An estimated 1,000 witnesses. A jealous but wealthy husband. An equally wealthy man of society who has a propensity for taking young lovers.
Two plus two equals … not guilty.
There has always been a belief in two justice systems in America – one for the wealthy and well-connected, and one for everyone else. But you know what happens when two wealthy families are on opposite ends of a murder?
That depends, we suppose. In 1907-08, riches didn’t control the mind, and the mind proved to be a powerful defense.
It’s famously known as the “trial of the century” by American media at the time, as well-known architect Stanford White was shot and killed at the outdoor rooftop theater at Madison Square Garden in New York City, and coal and railroad heir Harry K. Thaw was put on trial for the very public murder in front of nearly 1,000 people who were watching a performance at the theater at the time of the shooting.

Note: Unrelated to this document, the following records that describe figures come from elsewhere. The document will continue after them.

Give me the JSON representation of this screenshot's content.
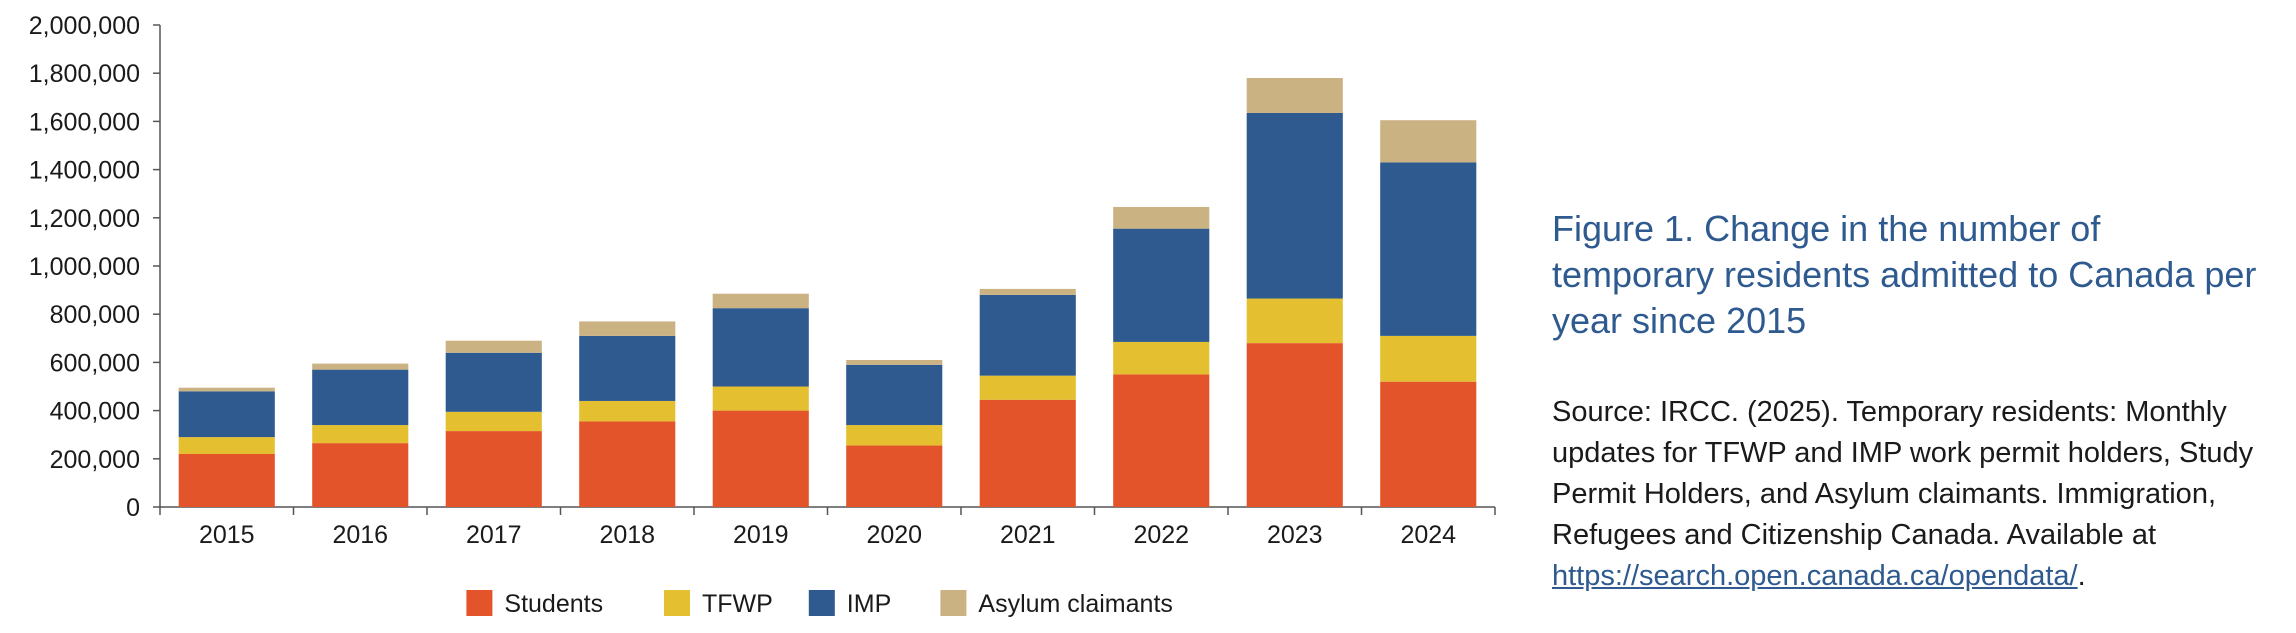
{
  "chart_data": {
    "type": "bar",
    "stacked": true,
    "categories": [
      "2015",
      "2016",
      "2017",
      "2018",
      "2019",
      "2020",
      "2021",
      "2022",
      "2023",
      "2024"
    ],
    "series": [
      {
        "name": "Students",
        "color": "#e4542a",
        "values": [
          220000,
          265000,
          315000,
          355000,
          400000,
          255000,
          445000,
          550000,
          680000,
          520000
        ]
      },
      {
        "name": "TFWP",
        "color": "#e4bf2f",
        "values": [
          70000,
          75000,
          80000,
          85000,
          100000,
          85000,
          100000,
          135000,
          185000,
          190000
        ]
      },
      {
        "name": "IMP",
        "color": "#2e5a8f",
        "values": [
          190000,
          230000,
          245000,
          270000,
          325000,
          250000,
          335000,
          470000,
          770000,
          720000
        ]
      },
      {
        "name": "Asylum claimants",
        "color": "#cbb282",
        "values": [
          15000,
          25000,
          50000,
          60000,
          60000,
          20000,
          25000,
          90000,
          145000,
          175000
        ]
      }
    ],
    "yticks": [
      "0",
      "200,000",
      "400,000",
      "600,000",
      "800,000",
      "1,000,000",
      "1,200,000",
      "1,400,000",
      "1,600,000",
      "1,800,000",
      "2,000,000"
    ],
    "ylim": [
      0,
      2000000
    ],
    "legend_position": "bottom-center",
    "title": "",
    "xlabel": "",
    "ylabel": ""
  },
  "caption": {
    "title": "Figure 1. Change in the number of temporary residents admitted to Canada per year since 2015",
    "source_text": "Source: IRCC. (2025). Temporary residents: Monthly updates for TFWP and IMP work permit holders, Study Permit Holders, and Asylum claimants. Immigration, Refugees and Citizenship Canada. Available at ",
    "source_link": "https://search.open.canada.ca/opendata/",
    "source_end": "."
  }
}
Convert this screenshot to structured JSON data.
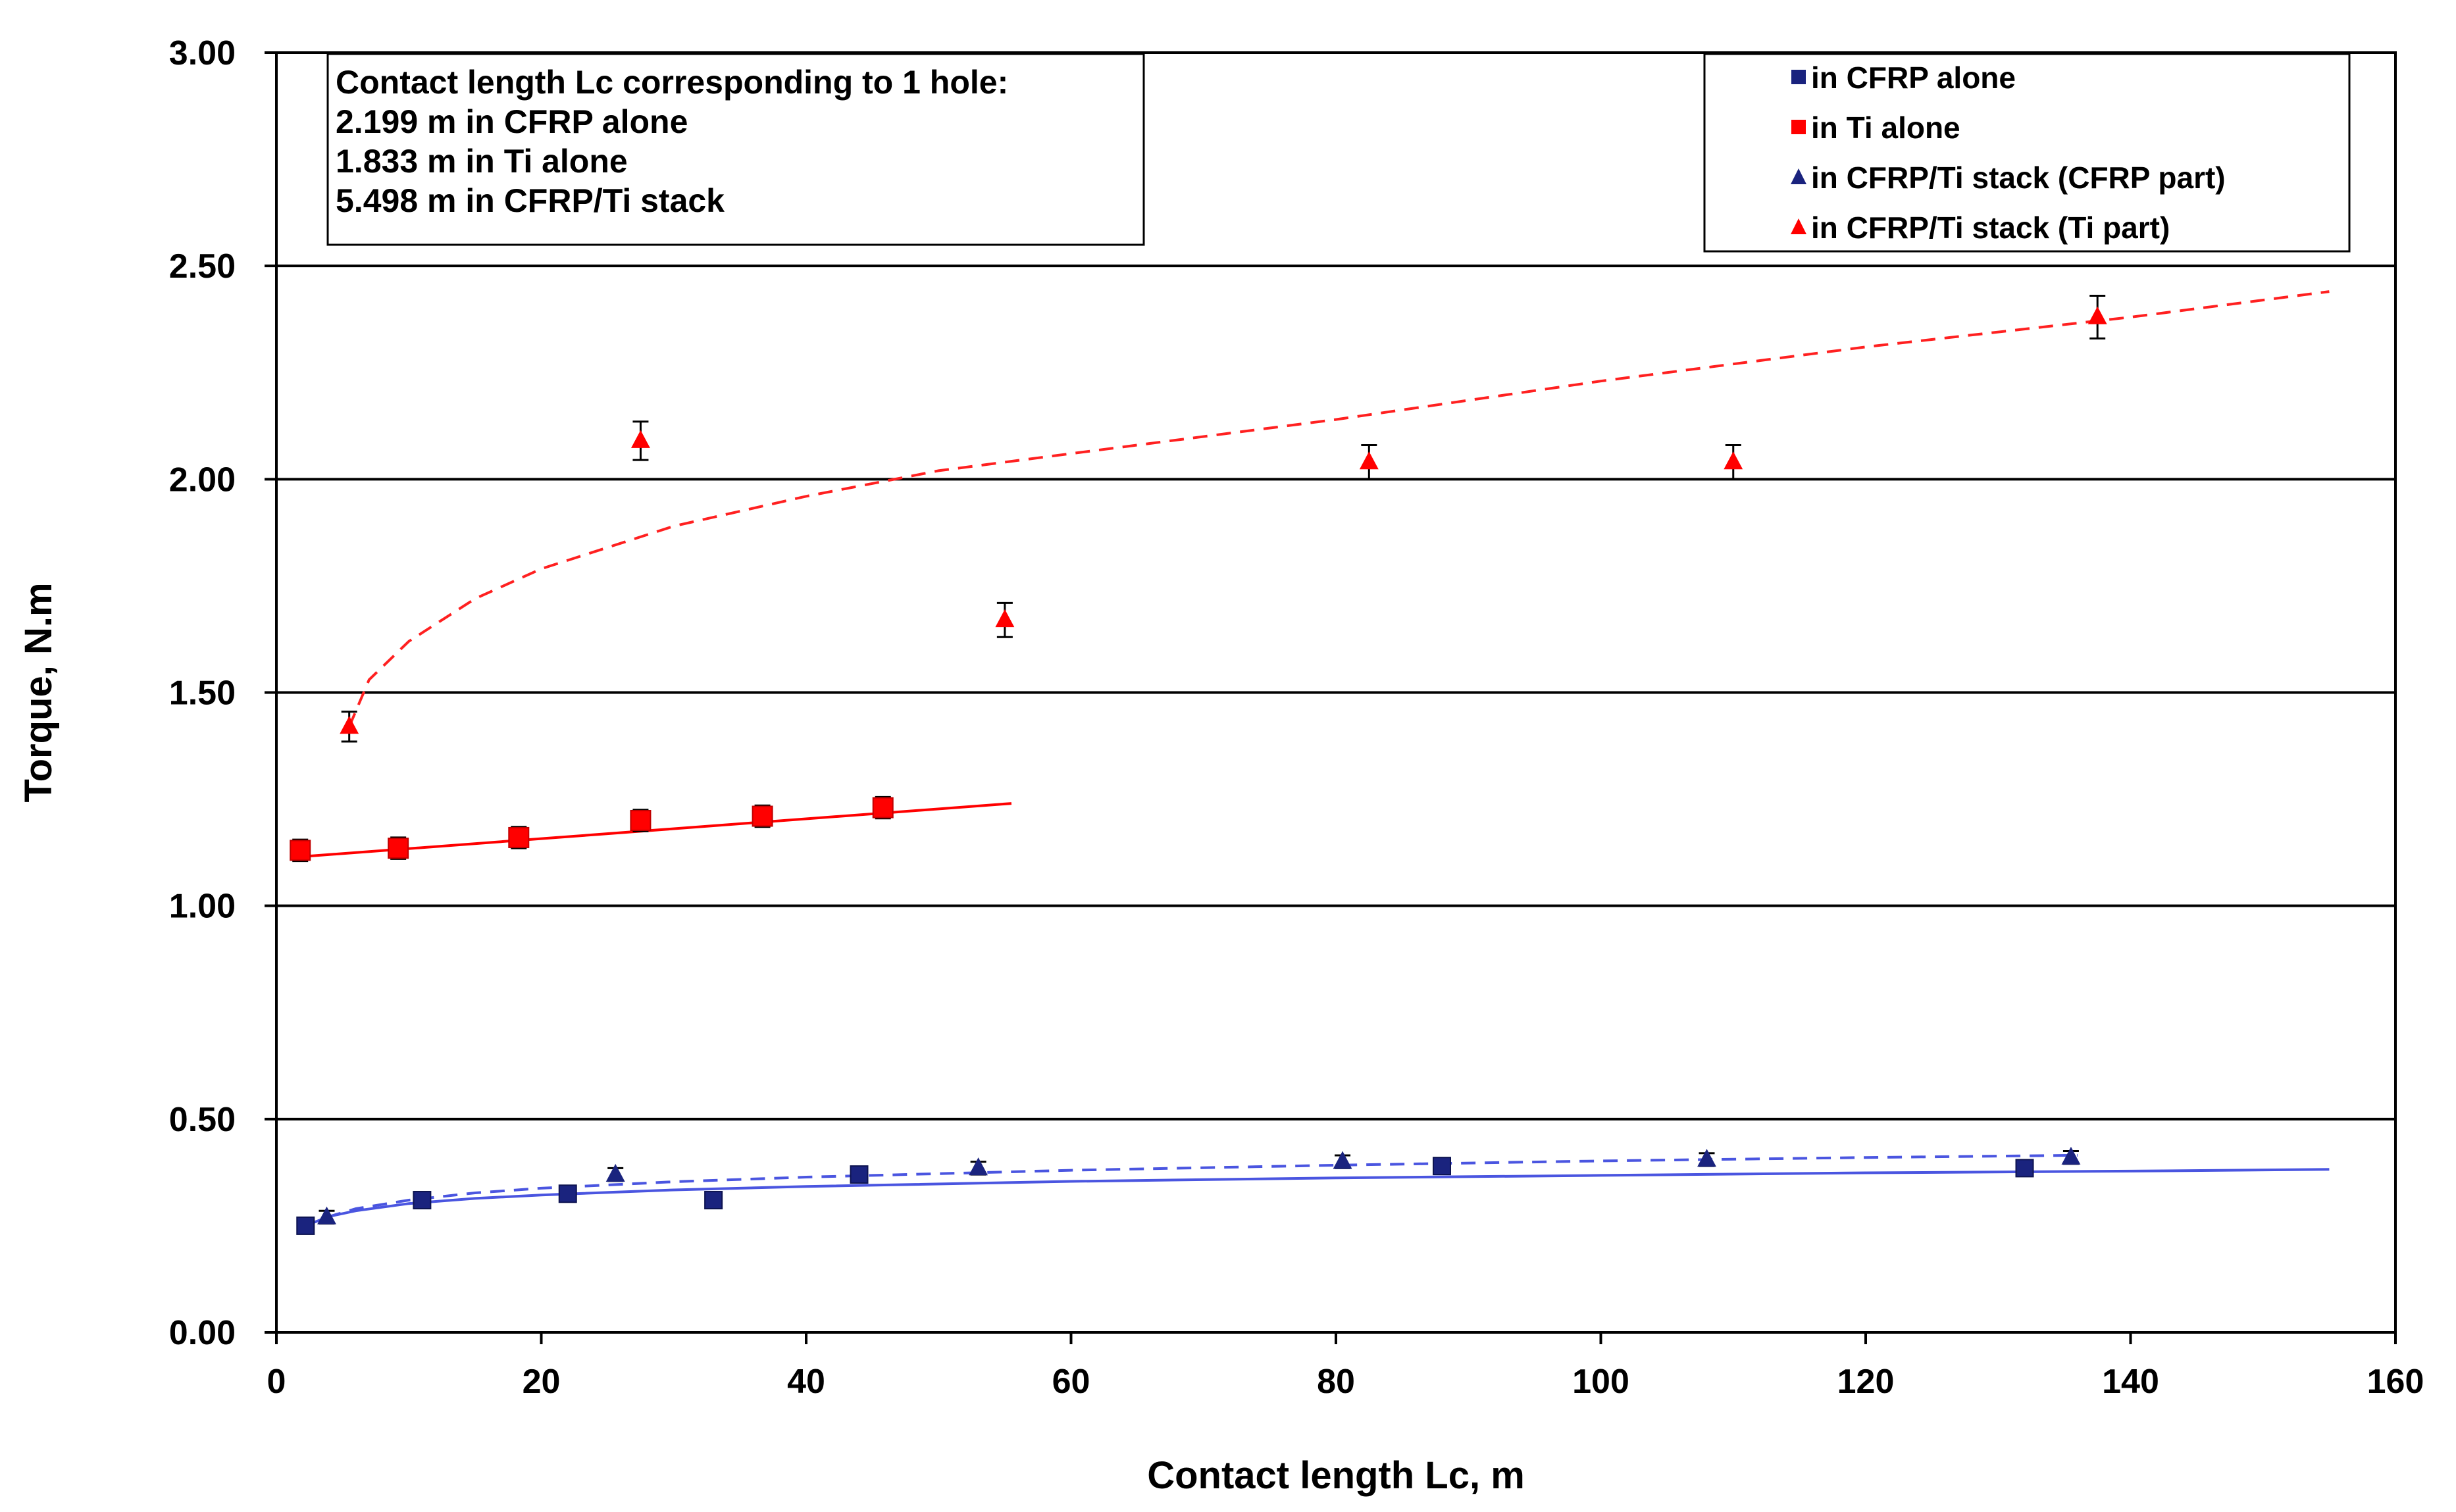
{
  "chart_data": {
    "type": "scatter",
    "title": "",
    "xlabel": "Contact length Lc, m",
    "ylabel": "Torque, N.m",
    "xlim": [
      0,
      160
    ],
    "ylim": [
      0,
      3
    ],
    "x_ticks": [
      0,
      20,
      40,
      60,
      80,
      100,
      120,
      140,
      160
    ],
    "y_ticks": [
      0,
      0.5,
      1,
      1.5,
      2,
      2.5,
      3
    ],
    "x_tick_labels": [
      "0",
      "20",
      "40",
      "60",
      "80",
      "100",
      "120",
      "140",
      "160"
    ],
    "y_tick_labels": [
      "0.00",
      "0.50",
      "1.00",
      "1.50",
      "2.00",
      "2.50",
      "3.00"
    ],
    "grid": "horizontal",
    "legend_position": "top-right",
    "annotation": {
      "lines": [
        "Contact length Lc corresponding to 1 hole:",
        "2.199  m in CFRP alone",
        "1.833  m in Ti alone",
        "5.498  m in CFRP/Ti stack"
      ]
    },
    "series": [
      {
        "name": "in CFRP alone",
        "marker": "square",
        "color": "#1a237e",
        "x": [
          2.2,
          11.0,
          22.0,
          33.0,
          44.0,
          88.0,
          132.0
        ],
        "y": [
          0.25,
          0.31,
          0.325,
          0.31,
          0.37,
          0.39,
          0.385
        ],
        "error": [
          0.01,
          0.01,
          0.01,
          0.01,
          0.01,
          0.01,
          0.01
        ],
        "trend": {
          "style": "solid",
          "color": "#4a55e0",
          "x": [
            2.2,
            4,
            6,
            10,
            15,
            20,
            30,
            40,
            60,
            80,
            100,
            120,
            140,
            155
          ],
          "y": [
            0.25,
            0.272,
            0.285,
            0.302,
            0.314,
            0.322,
            0.334,
            0.342,
            0.354,
            0.362,
            0.368,
            0.374,
            0.378,
            0.382
          ]
        }
      },
      {
        "name": "in Ti alone",
        "marker": "square",
        "color": "#ff0000",
        "x": [
          1.8,
          9.2,
          18.3,
          27.5,
          36.7,
          45.8
        ],
        "y": [
          1.13,
          1.135,
          1.16,
          1.2,
          1.21,
          1.23
        ],
        "error": [
          0.025,
          0.025,
          0.025,
          0.025,
          0.025,
          0.025
        ],
        "trend": {
          "style": "solid",
          "color": "#ff0000",
          "x": [
            1.8,
            55.5
          ],
          "y": [
            1.115,
            1.24
          ]
        }
      },
      {
        "name": "in CFRP/Ti stack (CFRP part)",
        "marker": "triangle",
        "color": "#1a237e",
        "x": [
          3.8,
          25.6,
          53.0,
          80.5,
          108.0,
          135.5
        ],
        "y": [
          0.27,
          0.37,
          0.385,
          0.4,
          0.405,
          0.41
        ],
        "error": [
          0.015,
          0.015,
          0.015,
          0.015,
          0.015,
          0.015
        ],
        "trend": {
          "style": "dashed",
          "color": "#4a55e0",
          "x": [
            3.8,
            6,
            10,
            15,
            20,
            30,
            40,
            60,
            80,
            100,
            120,
            136
          ],
          "y": [
            0.27,
            0.29,
            0.31,
            0.327,
            0.338,
            0.353,
            0.364,
            0.38,
            0.392,
            0.402,
            0.41,
            0.415
          ]
        }
      },
      {
        "name": "in CFRP/Ti stack (Ti part)",
        "marker": "triangle",
        "color": "#ff0000",
        "x": [
          5.5,
          27.5,
          55.0,
          82.5,
          110.0,
          137.5
        ],
        "y": [
          1.42,
          2.09,
          1.67,
          2.04,
          2.04,
          2.38
        ],
        "error": [
          0.035,
          0.045,
          0.04,
          0.04,
          0.04,
          0.05
        ],
        "trend": {
          "style": "dashed",
          "color": "#ff2020",
          "x": [
            5.5,
            7,
            10,
            15,
            20,
            30,
            40,
            50,
            60,
            80,
            100,
            120,
            140,
            155
          ],
          "y": [
            1.42,
            1.53,
            1.62,
            1.72,
            1.79,
            1.89,
            1.96,
            2.02,
            2.06,
            2.14,
            2.23,
            2.31,
            2.38,
            2.44
          ]
        }
      }
    ]
  }
}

The setup is that Thaw had a lovely young wife named Evelyn Nesbit Thaw, who was a “supermodel” of the day, being featured on the covers of every major magazine in the country. Thaw learned that her bride had been involved with the noted lothario Mr. White prior to the marriage, and Thaw became quite jealous of, and obsessed with, Mr. White. There was a report that White had raped Mrs. Thaw, but that was not definitively corroborated.
Thaw was charged with the June 1906, murder, and went on trial in January 1907 in what was called the “trial of the century.” Thaw claimed an insanity defense, saying that he shot White in a fit of jealous rage over the previous relationship. After much deliberation, including evidence that suggested that Thaw was not temporarily insane but had a history of mental instability that was consistent throughout his family, the jury was hopelessly deadlocked in deciding whether Thaw committed murder, as several on the jury were convinced of the insanity defense.
After that hung trial, Thaw was re-tried a year later, in January 1908, and much of the same media circus followed along. Thaw remained in jail during this time, and maintained his insanity defense, despite all the witnesses to the shooting who all corroborated the story seeing Thaw shoot White in cold-blood leading to this death.
The second trial went much the way of the first, with Thaw’s defense team presenting him as a man mentally disturbed and especially triggered by the relationship of the woman he loved with a man who was the toast of New York society at the time. With the second jury, a verdict did come back – and Thaw was found not guilty by reason of insanity.
But instead of being freed, he was declared criminally insane and was sent to a mental institution until he was released in 1924, 16 years later.
Of course, there would be a couple more “trials of the century,” in the 20th century, but it is said that the Harry Thaw murder trial signaled the “end” of what was called the Gilded Age in America. It was known as one of the first great celebrity trials in America, and it was one of the early successful insanity defenses.